A 2018 study found tropical cyclone speed has decreased globally by 10% since 1949 as atmosphere warms, which creates chance for drenching rain to inundate coastlines
By Jennifer Hiller and Devika Krishna Kumar
HOUSTON/MOBILE, Ala., Sept 16 (Reuters) - For Grant Saltz, who runs a barbecue restaurant in Mobile, Alabama, what struck him about Hurricane Sally was its steady, deliberate pace, after the storm rumbled into the U.S. Gulf Coast on Wednesday as a powerful Category 2 hurricane.
"It's so slow, this one," said Saltz, 38, while clearing away tree branches during a pause in the rains. "We had strong winds for a long period of time. Instead of a few hours, we got it for 12 hours."
Sally is not the most powerful storm to batter the U.S. Gulf Coast in recent memory, but its glacial pace is becoming a regular feature of the deadly storms, which many scientists attribute to climate change. The storm has already dropped more than 18 inches (46 cm) of rain in the last 24 hours, with more rainfall looming, the National Hurricane Center said.

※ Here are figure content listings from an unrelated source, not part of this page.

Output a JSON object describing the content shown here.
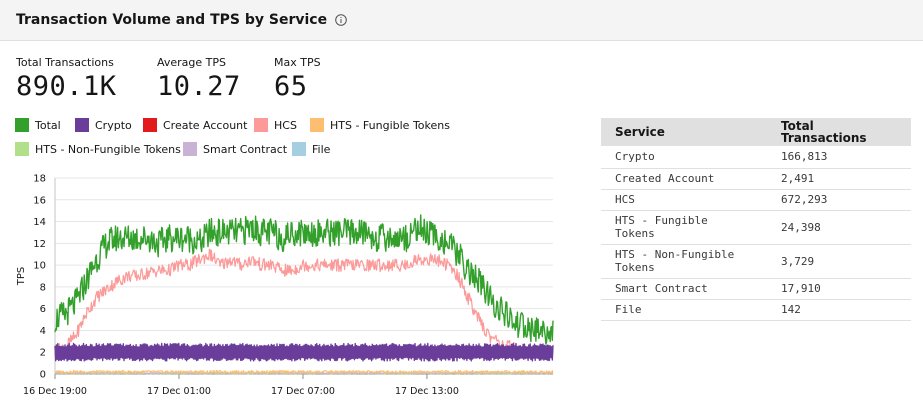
{
  "header": {
    "title": "Transaction Volume and TPS by Service",
    "info_icon": "info-icon"
  },
  "stats": [
    {
      "label": "Total Transactions",
      "value": "890.1K"
    },
    {
      "label": "Average TPS",
      "value": "10.27"
    },
    {
      "label": "Max TPS",
      "value": "65"
    }
  ],
  "legend": [
    {
      "name": "Total",
      "color": "#33a02c"
    },
    {
      "name": "Crypto",
      "color": "#6a3d9a"
    },
    {
      "name": "Create Account",
      "color": "#e31a1c"
    },
    {
      "name": "HCS",
      "color": "#fb9a99"
    },
    {
      "name": "HTS - Fungible Tokens",
      "color": "#fdbf6f"
    },
    {
      "name": "HTS - Non-Fungible Tokens",
      "color": "#b2df8a"
    },
    {
      "name": "Smart Contract",
      "color": "#cab2d6"
    },
    {
      "name": "File",
      "color": "#a6cee3"
    }
  ],
  "table": {
    "headers": [
      "Service",
      "Total Transactions"
    ],
    "rows": [
      [
        "Crypto",
        "166,813"
      ],
      [
        "Created Account",
        "2,491"
      ],
      [
        "HCS",
        "672,293"
      ],
      [
        "HTS - Fungible Tokens",
        "24,398"
      ],
      [
        "HTS - Non-Fungible Tokens",
        "3,729"
      ],
      [
        "Smart Contract",
        "17,910"
      ],
      [
        "File",
        "142"
      ]
    ]
  },
  "chart_data": {
    "type": "line",
    "ylabel": "TPS",
    "xlabel": "",
    "ylim": [
      0,
      18
    ],
    "yticks": [
      0,
      2,
      4,
      6,
      8,
      10,
      12,
      14,
      16,
      18
    ],
    "xticks": [
      {
        "label": "16 Dec 19:00",
        "hour": 19
      },
      {
        "label": "17 Dec 01:00",
        "hour": 25
      },
      {
        "label": "17 Dec 07:00",
        "hour": 31
      },
      {
        "label": "17 Dec 13:00",
        "hour": 37
      }
    ],
    "xlim": [
      19,
      43.1
    ],
    "grid": true,
    "series": [
      {
        "name": "Total",
        "color": "#33a02c",
        "hour": [
          19,
          19.5,
          20,
          20.5,
          21,
          21.5,
          22,
          22.5,
          23,
          23.5,
          24,
          24.5,
          25,
          25.5,
          26,
          26.5,
          27,
          27.5,
          28,
          28.5,
          29,
          29.5,
          30,
          30.5,
          31,
          31.5,
          32,
          32.5,
          33,
          33.5,
          34,
          34.5,
          35,
          35.5,
          36,
          36.5,
          37,
          37.5,
          38,
          38.5,
          39,
          39.5,
          40,
          40.5,
          41,
          41.5,
          42,
          42.5,
          43
        ],
        "values": [
          5.0,
          5.5,
          6.5,
          8.5,
          10.5,
          12.0,
          12.5,
          12.5,
          12.5,
          12.5,
          12.0,
          12.5,
          12.5,
          12.5,
          12.0,
          13.0,
          13.0,
          13.0,
          13.0,
          13.5,
          13.0,
          13.0,
          12.5,
          13.0,
          13.0,
          13.0,
          13.0,
          13.0,
          13.0,
          13.0,
          13.0,
          12.5,
          12.5,
          12.5,
          12.5,
          13.5,
          13.0,
          12.5,
          12.0,
          11.0,
          9.5,
          8.5,
          7.0,
          6.0,
          5.0,
          4.5,
          4.0,
          4.0,
          3.8
        ]
      },
      {
        "name": "HCS",
        "color": "#fb9a99",
        "hour": [
          19,
          19.5,
          20,
          20.5,
          21,
          21.5,
          22,
          22.5,
          23,
          23.5,
          24,
          24.5,
          25,
          25.5,
          26,
          26.5,
          27,
          27.5,
          28,
          28.5,
          29,
          29.5,
          30,
          30.5,
          31,
          31.5,
          32,
          32.5,
          33,
          33.5,
          34,
          34.5,
          35,
          35.5,
          36,
          36.5,
          37,
          37.5,
          38,
          38.5,
          39,
          39.5,
          40,
          40.5,
          41,
          41.5,
          42,
          42.5,
          43
        ],
        "values": [
          2.0,
          2.5,
          3.5,
          5.5,
          7.0,
          7.8,
          8.5,
          9.0,
          9.0,
          9.3,
          9.5,
          9.5,
          10.0,
          10.0,
          10.5,
          11.0,
          10.0,
          10.5,
          10.0,
          10.5,
          10.0,
          10.0,
          9.5,
          9.5,
          10.0,
          10.0,
          10.0,
          10.0,
          10.0,
          10.0,
          10.0,
          10.0,
          10.0,
          10.0,
          10.0,
          10.5,
          10.5,
          10.5,
          10.0,
          9.0,
          7.0,
          5.0,
          3.5,
          3.0,
          2.5,
          2.0,
          2.0,
          2.0,
          2.0
        ]
      },
      {
        "name": "Crypto",
        "color": "#6a3d9a",
        "hour": [
          19,
          43
        ],
        "values": [
          2.0,
          2.0
        ]
      },
      {
        "name": "HTS - Fungible Tokens",
        "color": "#fdbf6f",
        "hour": [
          19,
          43
        ],
        "values": [
          0.2,
          0.2
        ]
      },
      {
        "name": "Smart Contract",
        "color": "#cab2d6",
        "hour": [
          19,
          43
        ],
        "values": [
          0.1,
          0.1
        ]
      },
      {
        "name": "HTS - Non-Fungible Tokens",
        "color": "#b2df8a",
        "hour": [
          19,
          43
        ],
        "values": [
          0.05,
          0.05
        ]
      }
    ]
  }
}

At one point during its approach, Sally was moving at a mere 2 miles per hour (3.2 km per hour), recalling Hurricanes Harvey in Houston in 2017, Florence in the Carolinas in 2018, and Dorian in the Bahamas in 2019, massive weather systems that parked over land and dumped rain that had to be measured in feet instead of inches.
A 2018 study found that tropical cyclone speed has decreased globally by 10% since 1949 as the atmosphere warms, which increases the chance that drenching rain inundates the coastline, said Jennifer Collins, professor in the school of geosciences at the University of South Florida.

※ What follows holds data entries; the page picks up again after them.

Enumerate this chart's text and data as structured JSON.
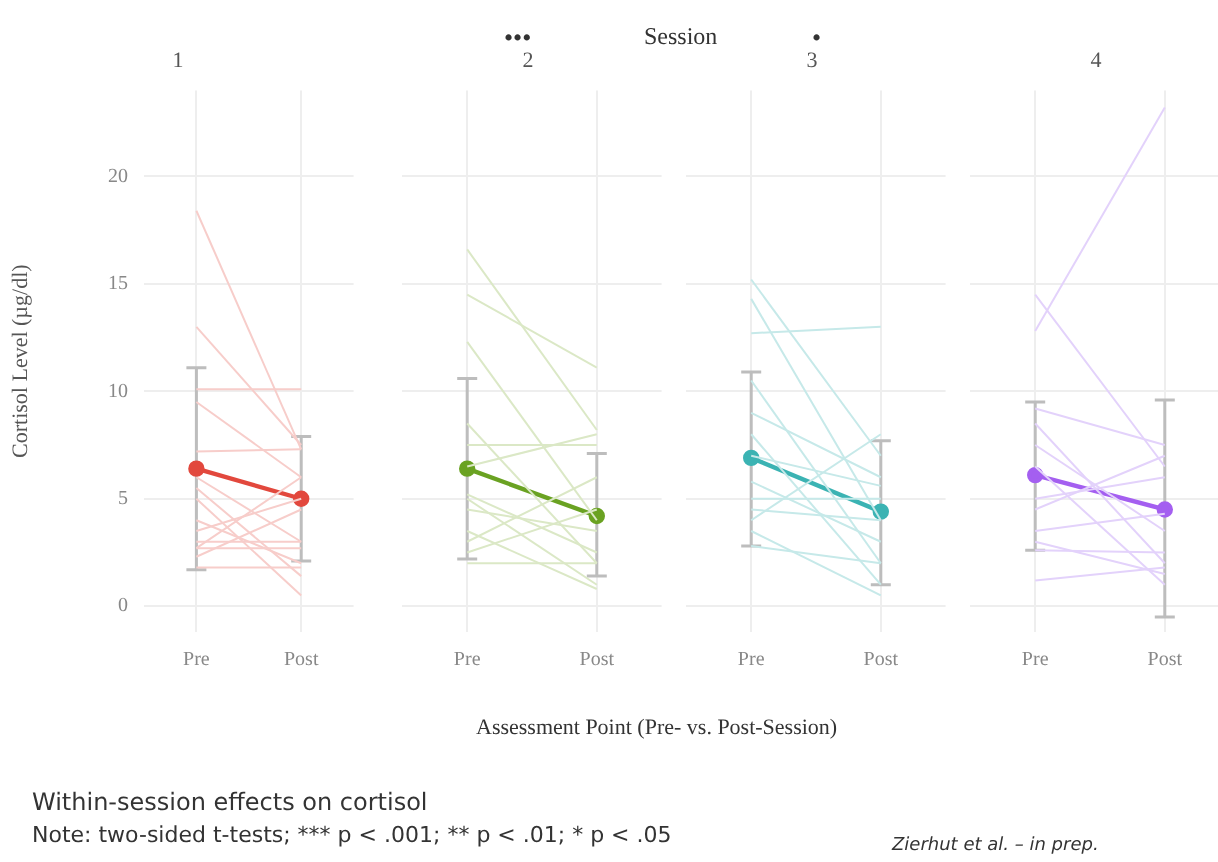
{
  "chart_data": [
    {
      "type": "line",
      "title": "1",
      "ylabel": "Cortisol Level (µg/dl)",
      "categories": [
        "Pre",
        "Post"
      ],
      "ylim": [
        -1.2,
        24
      ],
      "yticks": [
        0,
        5,
        10,
        15,
        20
      ],
      "grid": true,
      "legend": false,
      "marker": "circle",
      "tick_labels": "xy",
      "series": [
        {
          "color": "#f7cdca",
          "marker": "none",
          "values": [
            18.4,
            7.3
          ]
        },
        {
          "color": "#f7cdca",
          "marker": "none",
          "values": [
            13,
            7.5
          ]
        },
        {
          "color": "#f7cdca",
          "marker": "none",
          "values": [
            10.1,
            10.1
          ]
        },
        {
          "color": "#f7cdca",
          "marker": "none",
          "values": [
            9.5,
            6
          ]
        },
        {
          "color": "#f7cdca",
          "marker": "none",
          "values": [
            7.2,
            7.3
          ]
        },
        {
          "color": "#f7cdca",
          "marker": "none",
          "values": [
            6,
            3
          ]
        },
        {
          "color": "#f7cdca",
          "marker": "none",
          "values": [
            5.5,
            1.4
          ]
        },
        {
          "color": "#f7cdca",
          "marker": "none",
          "values": [
            5,
            0.5
          ]
        },
        {
          "color": "#f7cdca",
          "marker": "none",
          "values": [
            3.5,
            5
          ]
        },
        {
          "color": "#f7cdca",
          "marker": "none",
          "values": [
            3,
            3
          ]
        },
        {
          "color": "#f7cdca",
          "marker": "none",
          "values": [
            2.7,
            6
          ]
        },
        {
          "color": "#f7cdca",
          "marker": "none",
          "values": [
            2.7,
            2.7
          ]
        },
        {
          "color": "#f7cdca",
          "marker": "none",
          "values": [
            1.8,
            1.8
          ]
        },
        {
          "color": "#f7cdca",
          "marker": "none",
          "values": [
            2.3,
            4.5
          ]
        },
        {
          "color": "#f7cdca",
          "marker": "none",
          "values": [
            4,
            2
          ]
        },
        {
          "color": "#e2483d",
          "values": [
            6.4,
            5.0
          ],
          "errors": [
            [
              1.7,
              11.1
            ],
            [
              2.1,
              7.9
            ]
          ]
        }
      ]
    },
    {
      "type": "line",
      "title": "2",
      "categories": [
        "Pre",
        "Post"
      ],
      "ylim": [
        -1.2,
        24
      ],
      "yticks": [
        0,
        5,
        10,
        15,
        20
      ],
      "grid": true,
      "legend": false,
      "marker": "circle",
      "tick_labels": "x",
      "series": [
        {
          "color": "#dbe8c6",
          "marker": "none",
          "values": [
            16.6,
            8.2
          ]
        },
        {
          "color": "#dbe8c6",
          "marker": "none",
          "values": [
            14.5,
            11.1
          ]
        },
        {
          "color": "#dbe8c6",
          "marker": "none",
          "values": [
            12.3,
            4
          ]
        },
        {
          "color": "#dbe8c6",
          "marker": "none",
          "values": [
            8.5,
            2
          ]
        },
        {
          "color": "#dbe8c6",
          "marker": "none",
          "values": [
            7.5,
            7.5
          ]
        },
        {
          "color": "#dbe8c6",
          "marker": "none",
          "values": [
            6.5,
            8
          ]
        },
        {
          "color": "#dbe8c6",
          "marker": "none",
          "values": [
            5.2,
            2.5
          ]
        },
        {
          "color": "#dbe8c6",
          "marker": "none",
          "values": [
            5,
            1
          ]
        },
        {
          "color": "#dbe8c6",
          "marker": "none",
          "values": [
            4.5,
            3.5
          ]
        },
        {
          "color": "#dbe8c6",
          "marker": "none",
          "values": [
            3.5,
            0.8
          ]
        },
        {
          "color": "#dbe8c6",
          "marker": "none",
          "values": [
            2.5,
            4.5
          ]
        },
        {
          "color": "#dbe8c6",
          "marker": "none",
          "values": [
            2,
            2
          ]
        },
        {
          "color": "#dbe8c6",
          "marker": "none",
          "values": [
            3,
            6
          ]
        },
        {
          "color": "#6aa222",
          "values": [
            6.4,
            4.2
          ],
          "errors": [
            [
              2.2,
              10.6
            ],
            [
              1.4,
              7.1
            ]
          ]
        }
      ]
    },
    {
      "type": "line",
      "title": "3",
      "categories": [
        "Pre",
        "Post"
      ],
      "ylim": [
        -1.2,
        24
      ],
      "yticks": [
        0,
        5,
        10,
        15,
        20
      ],
      "grid": true,
      "legend": false,
      "marker": "circle",
      "tick_labels": "x",
      "series": [
        {
          "color": "#c6e9e9",
          "marker": "none",
          "values": [
            15.2,
            7
          ]
        },
        {
          "color": "#c6e9e9",
          "marker": "none",
          "values": [
            14.3,
            4
          ]
        },
        {
          "color": "#c6e9e9",
          "marker": "none",
          "values": [
            12.7,
            13
          ]
        },
        {
          "color": "#c6e9e9",
          "marker": "none",
          "values": [
            10.5,
            2
          ]
        },
        {
          "color": "#c6e9e9",
          "marker": "none",
          "values": [
            9,
            6
          ]
        },
        {
          "color": "#c6e9e9",
          "marker": "none",
          "values": [
            8,
            1
          ]
        },
        {
          "color": "#c6e9e9",
          "marker": "none",
          "values": [
            7,
            5.6
          ]
        },
        {
          "color": "#c6e9e9",
          "marker": "none",
          "values": [
            5.8,
            3
          ]
        },
        {
          "color": "#c6e9e9",
          "marker": "none",
          "values": [
            5,
            5
          ]
        },
        {
          "color": "#c6e9e9",
          "marker": "none",
          "values": [
            4,
            8
          ]
        },
        {
          "color": "#c6e9e9",
          "marker": "none",
          "values": [
            3.5,
            0.5
          ]
        },
        {
          "color": "#c6e9e9",
          "marker": "none",
          "values": [
            2.8,
            2
          ]
        },
        {
          "color": "#c6e9e9",
          "marker": "none",
          "values": [
            4.5,
            4
          ]
        },
        {
          "color": "#3bb3b3",
          "values": [
            6.9,
            4.4
          ],
          "errors": [
            [
              2.8,
              10.9
            ],
            [
              1.0,
              7.7
            ]
          ]
        }
      ]
    },
    {
      "type": "line",
      "title": "4",
      "categories": [
        "Pre",
        "Post"
      ],
      "ylim": [
        -1.2,
        24
      ],
      "yticks": [
        0,
        5,
        10,
        15,
        20
      ],
      "grid": true,
      "legend": false,
      "marker": "circle",
      "tick_labels": "x",
      "series": [
        {
          "color": "#e3d2fb",
          "marker": "none",
          "values": [
            12.8,
            23.2
          ]
        },
        {
          "color": "#e3d2fb",
          "marker": "none",
          "values": [
            14.5,
            6.5
          ]
        },
        {
          "color": "#e3d2fb",
          "marker": "none",
          "values": [
            9.2,
            7.5
          ]
        },
        {
          "color": "#e3d2fb",
          "marker": "none",
          "values": [
            8.5,
            2
          ]
        },
        {
          "color": "#e3d2fb",
          "marker": "none",
          "values": [
            7.5,
            3.5
          ]
        },
        {
          "color": "#e3d2fb",
          "marker": "none",
          "values": [
            6.5,
            1
          ]
        },
        {
          "color": "#e3d2fb",
          "marker": "none",
          "values": [
            5,
            6
          ]
        },
        {
          "color": "#e3d2fb",
          "marker": "none",
          "values": [
            4.5,
            7
          ]
        },
        {
          "color": "#e3d2fb",
          "marker": "none",
          "values": [
            3.5,
            4.3
          ]
        },
        {
          "color": "#e3d2fb",
          "marker": "none",
          "values": [
            2.6,
            2.5
          ]
        },
        {
          "color": "#e3d2fb",
          "marker": "none",
          "values": [
            1.2,
            1.8
          ]
        },
        {
          "color": "#e3d2fb",
          "marker": "none",
          "values": [
            3,
            1.5
          ]
        },
        {
          "color": "#a45ff0",
          "values": [
            6.1,
            4.5
          ],
          "errors": [
            [
              2.6,
              9.5
            ],
            [
              -0.5,
              9.6
            ]
          ]
        }
      ]
    },
    {
      "type": "other",
      "title": "Within-session effects on cortisol",
      "annotations": [
        "•••",
        "Session",
        "•",
        "Assessment Point (Pre- vs. Post-Session)",
        "Note: two-sided t-tests; *** p < .001; ** p < .01; * p < .05",
        "Zierhut et al. – in prep."
      ]
    }
  ]
}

"These North Atlantic hurricanes are increasingly likely to stall near the coast for many hours," Collins said.
The connection to climate change is not settled, but there is evidence that a warming Arctic weakens the winds that can help move a hurricane along its track or push it into the Atlantic away from land, said Jim Kossin, climate scientist with the National Oceanic and Atmospheric Administration who authored the 2018 paper and others on the topic.

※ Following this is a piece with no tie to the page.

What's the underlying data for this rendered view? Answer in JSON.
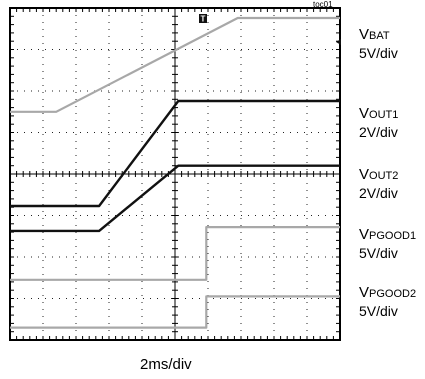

The result can be a storm like Sally "that tracks into a stagnant area and there's no steering flow and it just sits there," Kossin said.
The slow storms worry scientists given how busy 2020's hurricane season has been. The Atlantic basin has seen eight hurricanes already, a milestone reached at this point just three times in the past - in 1893, 2005 and 2012, said Phil Klotzbach, atmospheric scientist at Colorado State University.
The National Hurricane Center is monitoring four storms now - Sally, Paulette, Teddy and Vicky, with another system in the southwestern Gulf of Mexico possibly becoming a depression in the next several days.
The popular focus on the Saffir-Simpson Hurricane Wind Scale, which ranks hurricanes on a 1 to 5 rating based on sustained wind speed, "doesn't take into account the storm surge and the rainfall flooding," Collins said, which is usually more deadly than high winds.
Questions about storms and climate change first emerged 15 years ago during Katrina in New Orleans, and people were "extremely cagey about those answers," said Kim Cobb, climate scientist with Georgia Tech.
Hurricane Harvey overwhelmed the city of Houston with rain for several days and turned highways into tidal rivers as the wettest ever tropical cyclone to hit the United States. Sally has not been as bad, but the extent of the rain still surprised residents.
"No one expected it to be this bad," said Cody Phillips, who manages De Soto's Seafood Kitchen in Gulf Shores, Alabama, and a lifetime Alabama resident. "It's because it stalled. If it had just passed through, we would've been fine."